For what it’s worth, this sort of connection doesnt seem to be strictly limited to the iPad Pros (otherwise, why have a Lightning-to-USB socket adapter?). I got Apple’s Lightning to USB3 Camera Adapter, so my nieces could load movies from a flash drive onto their (32 GB) iPads. i had plenty of success testing this adapter with my iPhone 8, using the external power connection (it wouldn’t run a 128 GB USB3 SanDisk Cruzer flash drive without the power connected). I expect the limitations for external hard drives are simply power requirements - the external power connection on the adapter supplies the iOS device, thus giving it enough backup to run the flash drive, but not enough for a hard drive (the iPad Pro’s USB-C gets rid of these problems).
But the conversation between iOS and a flash drive is essentially the same as between iOS and a hard drive - it’s all a matter of “gimme block number X”, “okay, here is block number X”). If you plug the hard drive into a *powered* USB hub, and then connect that hub to the “camera” adapter, it should be fine (I’ve seem the same sort of power limitations on Raspberry Pi’s with the same fix - plug the drive into a powered hub, and plug the hub into the Pi).

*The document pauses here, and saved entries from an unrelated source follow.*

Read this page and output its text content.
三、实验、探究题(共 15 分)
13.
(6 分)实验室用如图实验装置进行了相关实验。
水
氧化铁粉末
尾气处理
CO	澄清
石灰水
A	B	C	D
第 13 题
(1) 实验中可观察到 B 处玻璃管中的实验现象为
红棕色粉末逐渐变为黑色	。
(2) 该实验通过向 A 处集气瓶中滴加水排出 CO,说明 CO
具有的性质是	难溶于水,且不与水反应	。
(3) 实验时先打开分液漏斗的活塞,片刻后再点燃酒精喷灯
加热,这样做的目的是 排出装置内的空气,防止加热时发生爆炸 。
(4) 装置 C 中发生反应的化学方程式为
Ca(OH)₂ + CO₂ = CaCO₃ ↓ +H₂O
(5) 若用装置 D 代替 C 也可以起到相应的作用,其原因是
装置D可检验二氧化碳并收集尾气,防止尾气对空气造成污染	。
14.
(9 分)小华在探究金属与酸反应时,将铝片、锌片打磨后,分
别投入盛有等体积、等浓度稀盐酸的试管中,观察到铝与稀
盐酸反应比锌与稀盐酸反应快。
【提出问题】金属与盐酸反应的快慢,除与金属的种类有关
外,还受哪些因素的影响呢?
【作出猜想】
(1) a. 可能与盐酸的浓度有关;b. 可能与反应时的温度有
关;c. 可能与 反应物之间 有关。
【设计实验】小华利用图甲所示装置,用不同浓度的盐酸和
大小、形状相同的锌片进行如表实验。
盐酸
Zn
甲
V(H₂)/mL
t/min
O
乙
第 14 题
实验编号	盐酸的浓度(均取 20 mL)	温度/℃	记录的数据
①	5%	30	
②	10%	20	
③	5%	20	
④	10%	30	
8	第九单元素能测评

The other tidbit I ran into was numerous suggestions that iOS had trouble with files on an EXFAT formatted drive over a certain size (several gigabytes). The solution to this is to format the external drive as APFS. I did this (since movies are frequently 4+ GB), and it seemed to work fine. It’s possible the iOS bug relating to large files on EXFAT drives is fixed now, but I didn’t want to take any chances.